50 bin arşiv belgesi Said Nursi'yi anlatıyor
“Arşiv Belgeleri Işığında Bedîüzzaman Said Nursi Ve İlmî Şahsiyeti” isimli külliyatın birinci cildi yayınlandı
Ahmet Bilgi'nin haberi:
RİSALEHABER-Prof. Dr. Ahmed Akgündüz’ün “Arşiv Belgeleri Işığında Bedîüzzaman Said Nursi Ve İlmî Şahsiyeti” isimli külliyatının birinci cildi yayınlandı.

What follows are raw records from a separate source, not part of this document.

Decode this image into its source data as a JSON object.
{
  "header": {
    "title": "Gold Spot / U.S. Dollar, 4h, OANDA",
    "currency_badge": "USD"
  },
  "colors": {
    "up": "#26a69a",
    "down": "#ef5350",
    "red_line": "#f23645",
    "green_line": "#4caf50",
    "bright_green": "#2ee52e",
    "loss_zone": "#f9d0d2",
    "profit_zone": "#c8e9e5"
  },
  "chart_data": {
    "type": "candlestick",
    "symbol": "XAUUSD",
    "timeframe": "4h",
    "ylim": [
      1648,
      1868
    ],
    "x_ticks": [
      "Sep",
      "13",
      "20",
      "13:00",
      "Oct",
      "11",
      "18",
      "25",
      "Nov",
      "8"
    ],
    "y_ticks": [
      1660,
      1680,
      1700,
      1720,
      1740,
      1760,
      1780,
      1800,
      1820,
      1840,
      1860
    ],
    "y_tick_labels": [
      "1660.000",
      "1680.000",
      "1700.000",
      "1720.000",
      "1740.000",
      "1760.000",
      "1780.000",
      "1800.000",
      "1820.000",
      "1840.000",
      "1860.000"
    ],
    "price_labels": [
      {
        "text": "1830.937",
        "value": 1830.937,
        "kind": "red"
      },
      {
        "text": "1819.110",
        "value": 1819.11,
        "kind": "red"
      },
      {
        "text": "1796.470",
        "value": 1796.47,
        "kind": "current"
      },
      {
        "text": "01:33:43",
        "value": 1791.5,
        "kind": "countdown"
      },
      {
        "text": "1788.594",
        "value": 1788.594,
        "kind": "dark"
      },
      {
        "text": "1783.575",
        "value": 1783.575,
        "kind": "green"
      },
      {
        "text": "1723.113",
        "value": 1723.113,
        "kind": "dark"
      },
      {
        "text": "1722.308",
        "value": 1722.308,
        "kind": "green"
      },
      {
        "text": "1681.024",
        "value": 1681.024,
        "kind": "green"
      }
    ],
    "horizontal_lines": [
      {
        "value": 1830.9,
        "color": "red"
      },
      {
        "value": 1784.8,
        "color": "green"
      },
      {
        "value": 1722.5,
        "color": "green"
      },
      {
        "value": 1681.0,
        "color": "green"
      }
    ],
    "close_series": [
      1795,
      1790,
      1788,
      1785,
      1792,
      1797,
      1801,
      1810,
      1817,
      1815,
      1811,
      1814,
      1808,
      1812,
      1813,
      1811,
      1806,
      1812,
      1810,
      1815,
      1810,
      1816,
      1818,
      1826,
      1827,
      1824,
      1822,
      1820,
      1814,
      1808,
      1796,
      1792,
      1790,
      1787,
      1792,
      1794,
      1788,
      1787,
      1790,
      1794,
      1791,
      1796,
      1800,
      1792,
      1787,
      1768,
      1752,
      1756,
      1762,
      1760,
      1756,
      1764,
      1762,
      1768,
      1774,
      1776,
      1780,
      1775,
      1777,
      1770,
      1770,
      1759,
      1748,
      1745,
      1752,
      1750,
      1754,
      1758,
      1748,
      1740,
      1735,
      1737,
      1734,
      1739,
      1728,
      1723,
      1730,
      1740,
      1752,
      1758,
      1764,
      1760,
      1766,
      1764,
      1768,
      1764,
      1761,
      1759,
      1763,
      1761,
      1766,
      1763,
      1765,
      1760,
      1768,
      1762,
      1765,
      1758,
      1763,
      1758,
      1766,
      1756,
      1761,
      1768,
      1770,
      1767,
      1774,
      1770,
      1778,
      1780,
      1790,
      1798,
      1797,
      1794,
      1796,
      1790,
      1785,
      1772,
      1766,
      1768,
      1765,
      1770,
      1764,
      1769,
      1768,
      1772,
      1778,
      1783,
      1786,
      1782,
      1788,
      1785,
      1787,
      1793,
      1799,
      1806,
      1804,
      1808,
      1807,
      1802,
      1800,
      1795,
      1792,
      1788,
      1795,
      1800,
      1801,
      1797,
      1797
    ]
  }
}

Prof. Akgündüz, eser ile birlikte bir çok gelişmenin yalanacığını şu cümlelerle belirtiyor: "Bundan sonra belgeler konuşacak ve tabular yıkılacak. Said Nursi ile alakalı özel ve resmi bütün yalanlar, tahrifler ve iftiralar son bulacak. Müslüman Milletimiz doğru tarihini bu eserle öğrenip pekiştirecek. Bu zamana kadar toplanan 50.000 küsur belge kitap haline gelecek ve belki de 6 cildi bulacak. Bediüzzaman’ın ve Osmanlı Tarihinin 40 yıllık dönemi belgelerle aydınlatılacak. 1160 sayfa, ansiklopedi boyunda ve dört renkli olarak basılan eser hayati belge ve resimlerle dolu olacak. Bediüzzaman’ın 1918’e kadar kaleme aldığı bütün makalelerin aslı ve tahlili, kitaplarının ise tam tahlilleri kitapta bulunacak."
Bir giriş ve 8 bölümden oluşan eser 1878-1918 yılları arasındaki Bediüzzaman’ın 40 yıllık hayatını ele alıyor.
Altıncı bölümdeki "Bedîüzzaman’ın İkinci İstanbul Seyâhati Ve Medreset’üz-Zehrâ Projesi" başlığı altında yer verilen çalışmada, Bediüzzaman Hazretlerinin Sultan Reşad ile birlikte resmen katıldığı Rumeli Seyahati ve Medreset’üz-Zehra projesi zikrediliyor.
Medreset’üz-Zehra’nın ne zaman kurulmasına karar verildiği, kuruluş gerekçeleri ve konuyla alakalı belgeler ve yazışmaların yer aldığı çalışmayı Prof. Akgündüz şöyle özetliyor:
"Bedîüzzaman Hazretleri bu seyahat-ı şahâneye refaketinin ve Kosova'ya kadar Padişah'la beraber gittiğinin ve orada hem Sultan Mehmed Reşad’a hem İttihâdçıların ileri gelenlerine; Kosova’da yaptırılması plânlanmış olan Üniversite dolayısıyla; şark vilâyetlerinin daha çok böyle bir Dâr’ül-Fünûna muhtaç olduğunu anlatmıştır. Burada vurgulanması gereken bir nokta da, Medreset’üz-Zehra ile alakalı bütün konuların belgelerle ortaya konmuş olmasıdır. Projenin hitap ettiği alan, Arabistan, İran, Hindistan, Türkistan, Kafkasya ve Bosna'ya kadar Osmanlı toprakları olduğu için, eğitim-öğretim de kullanılacak dil veya dillerin de, bu alana mutabık olması zarureti vardır. Bu noktadan baktığımızda, Doğu Anadolu'daki Medreset’üz-Zehrâ için, üç dilin birden tedrisatta kullanılarak başarının temin edilmesinin hedeflendiğini görüyoruz. Bedîüzzaman, "Arabî vâcib, Kürdî câ’iz, Türkî lâzım" diye bu dilleri formülleştirmiştir."
Başta Van Müftüsü ve Bediüzzaman olmak üzere Şark Ulemasının Medresetüzzehra ile alakalı taleplerini bildiren telgraf.
İnşasına izin verilen ve padişahın ismi konulan Medrese-i Ali-i Reşadiye'nin temeli atılarak Padişaha dualar edildiğinin yer aldığı telgraf.